To analyse the content we'll use Pandas and Seaborn.

import json
import pandas as pd
import numpy as np
import seaborn as sns
import matplotlib.pyplot as plt

# load JSON file with our Wordpress data
with open('wp_data.json') as json_data:
    d = json.load(json_data)

# convert to a DataFrame
df = pd.DataFrame(d)
df = df.transpose()
df.reset_index(inplace=True)
df.rename(columns={'index': 'id'}, inplace=True)

Which we can then use to visualize the distribution of the number of images per post.

sns.distplot(df.img_count, kde_kws={"bw":.5}, bins=15)
sns.plt.xlim(0, None)
sns.plt.xlabel('Number of images per post')

To delve a bit data, we'll augment the data, breaking out the date with year, month, day and weekday and counting words and characters in the titles...

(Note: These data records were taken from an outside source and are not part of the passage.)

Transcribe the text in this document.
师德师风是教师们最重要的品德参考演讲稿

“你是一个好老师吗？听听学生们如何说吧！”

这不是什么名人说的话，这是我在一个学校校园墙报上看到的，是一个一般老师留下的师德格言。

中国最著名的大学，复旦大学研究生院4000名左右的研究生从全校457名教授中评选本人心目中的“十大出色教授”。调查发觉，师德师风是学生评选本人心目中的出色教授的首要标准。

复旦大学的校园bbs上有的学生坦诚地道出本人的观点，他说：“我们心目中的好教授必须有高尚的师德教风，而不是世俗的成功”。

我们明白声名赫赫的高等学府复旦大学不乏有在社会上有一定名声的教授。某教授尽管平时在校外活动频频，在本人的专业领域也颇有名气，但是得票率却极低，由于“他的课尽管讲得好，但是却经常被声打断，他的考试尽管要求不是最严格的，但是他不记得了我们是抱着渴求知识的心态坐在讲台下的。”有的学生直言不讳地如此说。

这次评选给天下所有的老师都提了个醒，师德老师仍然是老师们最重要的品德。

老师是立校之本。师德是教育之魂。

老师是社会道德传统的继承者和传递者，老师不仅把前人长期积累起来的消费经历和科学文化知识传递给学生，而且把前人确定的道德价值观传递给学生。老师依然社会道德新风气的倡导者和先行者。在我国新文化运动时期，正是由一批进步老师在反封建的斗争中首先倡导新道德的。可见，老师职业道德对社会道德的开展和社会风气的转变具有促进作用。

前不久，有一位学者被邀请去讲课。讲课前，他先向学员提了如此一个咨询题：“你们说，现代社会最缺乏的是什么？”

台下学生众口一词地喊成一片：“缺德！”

df['date'] = pd.to_datetime(df['date'], format='%Y%m%d')
df['year'] = df['date'].dt.year
df['month'] = df['date'].dt.month
df['day'] = df['date'].dt.day
df['weekday'] = df['date'].dt.weekday
df['title_words'] = df['title'].map(lambda x: len(str(x).split()))
df['title_chars'] = df['title'].map(lambda x: len(x))
df['title_wordlength'] = df['title_chars'] - df['title_words']

...and calculate summaries using groupby for counts of posts and the total number of images:

# get summarized views
df_imgs = df.groupby([df.year, df.month]).img_count.sum()
df_posts = df.groupby([df.year, df.month]).id.count()
df_imgs = pd.DataFrame(df_imgs)
df_imgs.reset_index(inplace=True)
df_posts = pd.DataFrame(df_posts)
df_posts.reset_index(inplace=True)

df_summary = pd.merge(df_imgs, df_posts, on=['month', 'year'])

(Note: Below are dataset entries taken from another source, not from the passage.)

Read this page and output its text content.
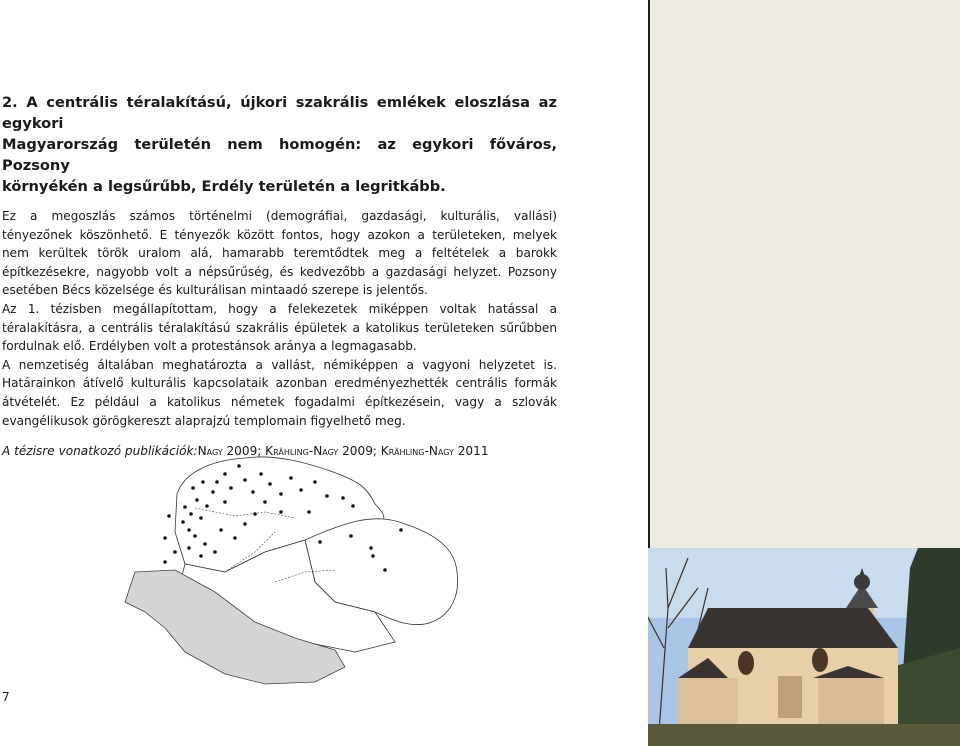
2. A centrális téralakítású, újkori szakrális emlékek eloszlása az egykori
Magyarország területén nem homogén: az egykori főváros, Pozsony
környékén a legsűrűbb, Erdély területén a legritkább.
Ez a megoszlás számos történelmi (demográfiai, gazdasági, kulturális, vallási)
tényezőnek köszönhető. E tényezők között fontos, hogy azokon a területeken, melyek
nem kerültek török uralom alá, hamarabb teremtődtek meg a feltételek a barokk
építkezésekre, nagyobb volt a népsűrűség, és kedvezőbb a gazdasági helyzet. Pozsony
esetében Bécs közelsége és kulturálisan mintaadó szerepe is jelentős.
Az 1. tézisben megállapítottam, hogy a felekezetek miképpen voltak hatással a
téralakításra, a centrális téralakítású szakrális épületek a katolikus területeken sűrűbben
fordulnak elő. Erdélyben volt a protestánsok aránya a legmagasabb.
A nemzetiség általában meghatározta a vallást, némiképpen a vagyoni helyzetet is.
Határainkon átívelő kulturális kapcsolataik azonban eredményezhették centrális formák
átvételét. Ez például a katolikus németek fogadalmi építkezésein, vagy a szlovák
evangélikusok görögkereszt alaprajzú templomain figyelhető meg.
A tézisre vonatkozó publikációk:Nagy 2009; Krähling-Nagy 2009; Krähling-Nagy 2011
7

Comparing the DataFrames for the original data imported from JSON in df:

	id	date	img_count	title	year	month	day	weekday	title_chars	title_words	title_wordlength
0	100	2009-10-28	1	Last game	2009	10	28	2	9	2	7
1	1000	2005-10-23	1	Alice\'s Jugs	2005	10	23	6	12	2	10
2	1001	2005-10-23	1	Padstow Sunrise	2005	10	23	6	15	2	13
3	1002	2005-10-23	1	Rock at Night	2005	10	23	6	13	3	10
4	1003	2005-10-23	1	Padstow Sunset	2005	10	23	6	14	2	12

and the view in df_summary:

	year	month	img_count	id
0	2005	5	50	50
1	2005	6	17	17
2	2005	7	8	8
3	2005	8	21	21
4	2005	9	7	7

Now we can dig into: posts & images per year...

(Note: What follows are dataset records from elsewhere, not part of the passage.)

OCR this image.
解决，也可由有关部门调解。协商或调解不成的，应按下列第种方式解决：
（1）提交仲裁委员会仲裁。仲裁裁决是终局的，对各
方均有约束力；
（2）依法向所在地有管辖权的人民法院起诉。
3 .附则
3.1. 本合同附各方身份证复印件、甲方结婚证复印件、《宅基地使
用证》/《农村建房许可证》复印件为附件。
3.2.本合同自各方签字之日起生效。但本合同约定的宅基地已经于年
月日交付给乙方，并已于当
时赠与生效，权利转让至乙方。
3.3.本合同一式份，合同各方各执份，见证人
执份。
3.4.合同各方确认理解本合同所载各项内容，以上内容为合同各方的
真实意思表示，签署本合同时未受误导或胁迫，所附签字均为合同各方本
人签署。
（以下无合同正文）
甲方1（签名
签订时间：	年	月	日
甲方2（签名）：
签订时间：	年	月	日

sns.barplot(df_summary['year'],df_summary['id'])
sns.barplot(df_summary['year'],df_summary['img_count'])

Posts per year Images per year

And per month:

Posts per month Images per month

And per weekday:

Posts per weekday Images per weekday

Using the summary data we can also explore correlations between fields with a pair plot:

Summary pairplot

or look at the correlation between number of posts and number of images per month

jp = sns.jointplot(df_summary['img_count'], df_summary['id'], kind='reg')
jp.set_axis_labels('total images on a month', 'number of posts on a month')

Images versus posts per month

We can also play around with the words used in titles:

Words per month Words per year Words per weekday

and also see if I used longer or shorter words in post titles over the years c r o s s o a k has been published

Words per year

Conclusions

So what have we learnt from the excursion into the data lurking behind c r o s s o a k?

2012 was a low year for both posts and images posted. The number of posts recovered slightly in 2016-2018 but not the number of images (more posts have only one image on average).
April is when I post most
I post on weekend's and Fridays more than midweek
I use the fewest words in post titles in May
Over the years I've used more words and longer words in post titles
This is the kind of thing you do on a dark autumn evening in the northern hemisphere. Apparently it's why Scandinavia has so many tech start-ups (relative to population).